Diego Mollá Aliod
List of Undergraduate and Postgraduate Projects
Below is a list of possible projects for Honours and Masters students at Macquarie University. Please contact me for further details. Also, if you have a project in mind which is not listed here but that is related to my research interests, contact me and chances are that I will be interested too.
If you are pursuing a PhD, some of these projects can be extended to PhD projects.
Natural Language Processing for Medical Text
- Evidence Grading versus Bibliometrics
- Cluster Medical Research Papers (Masters, Honours)
- Extract Population Sizes (Masters)
- Classification of Medical Questions (Honours)
- Normalisation of Full Text (Masters)
Evidence Grading versus Google PageRank and Bibliometrics
(Masters or Honours project)
We have a corpus of questions and answer documents. The answer documents are grouped into related documents, and the group is annotated with an index indicating the quality of the combined answer according to criteria of Evidence Based Medicine. The task is to test whether approaches typically used to rank documents can be used to approximate the evidence grading. In particular, you will study Google's PageRank and other criteria used in search engines, and bibliometrics and other criteria used to determine the quality of research publications.

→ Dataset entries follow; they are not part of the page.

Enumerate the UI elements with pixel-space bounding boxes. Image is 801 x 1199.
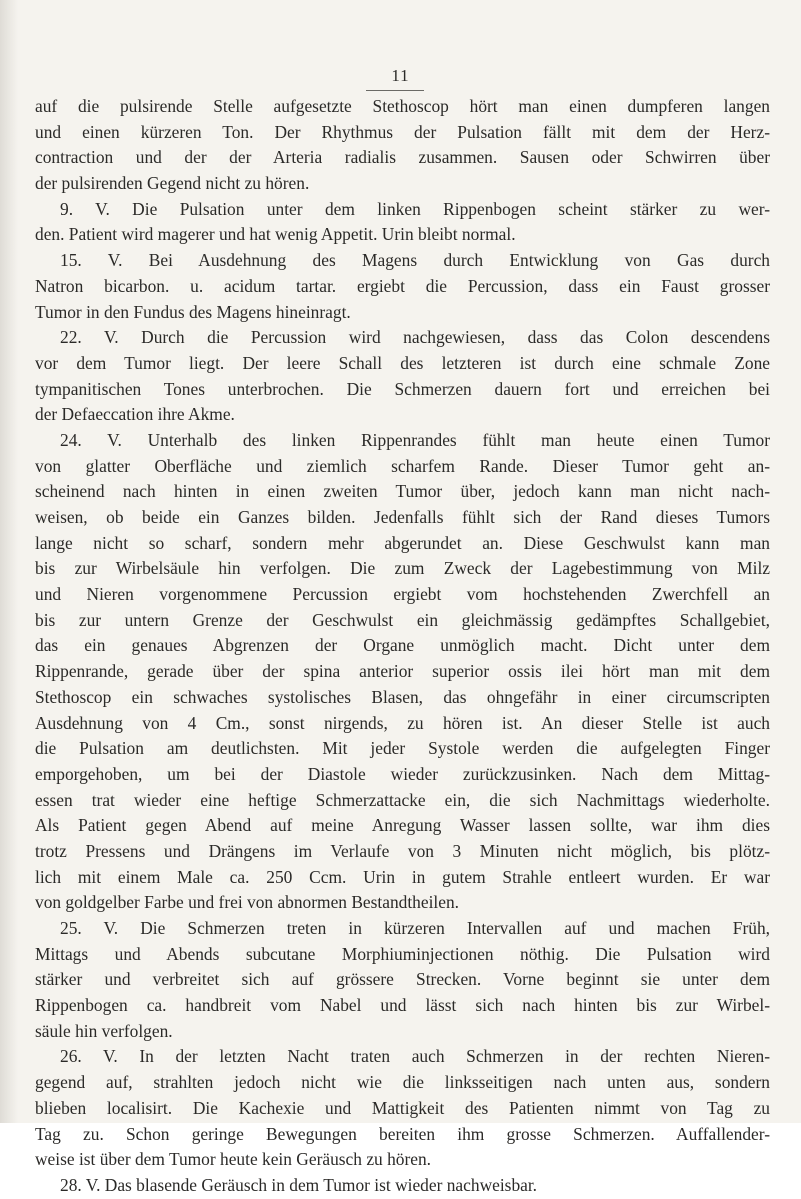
text-line: Tumor in den Fundus des Magens hineinragt. <box>35 301 351 322</box>
text-line: Mittags und Abends subcutane Morphiuminjectionen nöthig. Die Pulsation wird <box>35 943 770 964</box>
text-line: contraction und der der Arteria radialis zusammen. Sausen oder Schwirren über <box>35 147 770 168</box>
text-line: lange nicht so scharf, sondern mehr abgerundet an. Diese Geschwulst kann man <box>35 532 770 553</box>
entry-line: 26. V. In der letzten Nacht traten auch Schmerzen in der rechten Nieren- <box>60 1046 770 1067</box>
text-line: Rippenbogen ca. handbreit vom Nabel und lässt sich nach hinten bis zur Wirbel- <box>35 995 770 1016</box>
entry-line: 25. V. Die Schmerzen treten in kürzeren Intervallen auf und machen Früh, <box>60 918 770 938</box>
page-number: 11 <box>391 66 410 85</box>
entry-line: 9. V. Die Pulsation unter dem linken Rippenbogen scheint stärker zu wer- <box>60 198 770 219</box>
text-line: tympanitischen Tones unterbrochen. Die Schmerzen dauern fort und erreichen bei <box>35 378 770 399</box>
entry-line: 15. V. Bei Ausdehnung des Magens durch Entwicklung von Gas durch <box>60 250 770 271</box>
text-line: stärker und verbreitet sich auf grössere Strecken. Vorne beginnt sie unter dem <box>35 969 770 990</box>
text-line: von glatter Oberfläche und ziemlich scharfem Rande. Dieser Tumor geht an- <box>35 455 770 476</box>
text-line: gegend auf, strahlten jedoch nicht wie die linksseitigen nach unten aus, sondern <box>35 1072 770 1093</box>
text-line: von goldgelber Farbe und frei von abnormen Bestandtheilen. <box>35 892 460 913</box>
text-line: Rippenrande, gerade über der spina anterior superior ossis ilei hört man mit dem <box>35 661 770 682</box>
text-line: und Nieren vorgenommene Percussion ergiebt vom hochstehenden Zwerchfell an <box>35 584 770 605</box>
text-line: lich mit einem Male ca. 250 Ccm. Urin in gutem Strahle entleert wurden. Er war <box>35 866 770 887</box>
text-line: der pulsirenden Gegend nicht zu hören. <box>35 173 310 194</box>
text-line: bis zur untern Grenze der Geschwulst ein gleichmässig gedämpftes Schallgebiet, <box>35 609 770 630</box>
text-line: und einen kürzeren Ton. Der Rhythmus der Pulsation fällt mit dem der Herz- <box>35 121 770 142</box>
text-line: Natron bicarbon. u. acidum tartar. ergiebt die Percussion, dass ein Faust grosser <box>35 275 770 296</box>
text-line: bis zur Wirbelsäule hin verfolgen. Die zum Zweck der Lagebestimmung von Milz <box>35 558 770 579</box>
text-line: vor dem Tumor liegt. Der leere Schall des letzteren ist durch eine schmale Zone <box>35 352 770 373</box>
text-line: emporgehoben, um bei der Diastole wieder zurückzusinken. Nach dem Mittag- <box>35 763 770 784</box>
text-line: säule hin verfolgen. <box>35 1020 173 1041</box>
text-line: der Defaeccation ihre Akme. <box>35 404 235 425</box>
text-line: die Pulsation am deutlichsten. Mit jeder Systole werden die aufgelegten Finger <box>35 738 770 759</box>
text-line: Ausdehnung von 4 Cm., sonst nirgends, zu hören ist. An dieser Stelle ist auch <box>35 712 770 733</box>
text-line: den. Patient wird magerer und hat wenig Appetit. Urin bleibt normal. <box>35 224 516 245</box>
scan-edge-shadow <box>0 0 18 1123</box>
text-line: essen trat wieder eine heftige Schmerzattacke ein, die sich Nachmittags wiederholte. <box>35 789 770 810</box>
text-line: Als Patient gegen Abend auf meine Anregung Wasser lassen sollte, war ihm dies <box>35 815 770 836</box>
entry-line: 24. V. Unterhalb des linken Rippenrandes fühlt man heute einen Tumor <box>60 429 770 450</box>
text-line: scheinend nach hinten in einen zweiten Tumor über, jedoch kann man nicht nach- <box>35 481 770 502</box>
text-line: weisen, ob beide ein Ganzes bilden. Jedenfalls fühlt sich der Rand dieses Tumors <box>35 507 770 527</box>
text-line: Tag zu. Schon geringe Bewegungen bereiten ihm grosse Schmerzen. Auffallender- <box>35 1123 770 1144</box>
entry-line: 28. V. Das blasende Geräusch in dem Tumor ist wieder nachweisbar. <box>60 1174 538 1195</box>
text-line: Stethoscop ein schwaches systolisches Blasen, das ohngefähr in einer circumscripten <box>35 686 770 707</box>
text-line: das ein genaues Abgrenzen der Organe unmöglich macht. Dicht unter dem <box>35 635 770 656</box>
entry-line: 22. V. Durch die Percussion wird nachgewiesen, dass das Colon descendens <box>60 327 770 348</box>
text-line: auf die pulsirende Stelle aufgesetzte Stethoscop hört man einen dumpferen langen <box>35 96 770 116</box>
text-line: trotz Pressens und Drängens im Verlaufe von 3 Minuten nicht möglich, bis plötz- <box>35 840 770 861</box>
text-line: weise ist über dem Tumor heute kein Geräusch zu hören. <box>35 1149 432 1170</box>
body-text <box>35 94 770 1199</box>
header-rule <box>366 90 424 91</box>
text-line: blieben localisirt. Die Kachexie und Mattigkeit des Patienten nimmt von Tag zu <box>35 1097 770 1118</box>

Cluster Clinical Research Papers
(Masters or Honours project)
We have a corpus of questions and answers. Each answer has a list of references arranged in groups according to how they address the answer. For example, if the question is "what is the best treatment for X", then the answer will have a group of references for each major treatment of X. The goal of this project is to automatically infer the clusters of the references associated with a question. A secondary goal is to label the clusters by determining what are the key terms characterising the clusters.
Extract Population Sizes
(Masters project)
An important characteristic that determines the quality of the evidence provided in a clinical study is the size of the population sampled in the experiments. The goal of this project is to determine the size given the text of a clinical study. The task involves determining whether a text describes experiments and the size of the population, and then extract the information about the size and analyse the resulting expressions.
Classification of Medical Questions
(Honours project)
We have a collection of medical questions and their answers. The goal of this project is to cluster the questions according to the structure of the answers, and compare the resulting question taxonomy with current question taxonomies. The project involves the application of unsupervised machine learning (clustering, topic modelling) and the analysis of the results.
Normalisation of Full Text
(Masters project)
We have a collection of medical questions and their answers, and pointers to the full text of the papers. However, the format of these papers depends on the publisher. The goal of this project is to extract the full text and normalise as much of it as possible. You will first determine the target format, which will likely be based on the Text Encoding Initiative or PubMed Central. Then you will identify types of publications that have format which is easy to analyse and then move on to more difficult formats. Most of the work will be done on HTML and XML text.
Natural Language Processing
- Frameworks for MapReduce Computations (Masters)
Frameworks for MapReduce Computations
(Masters analysis project)
MapReduce is a software framework introduced by Google to support distributed computing on large data sets on clusters of computers but there are more, such as Apache's Hadoop. The goal of this project is to test and analyse the current frameworks for tasks of text processing in distributed computing.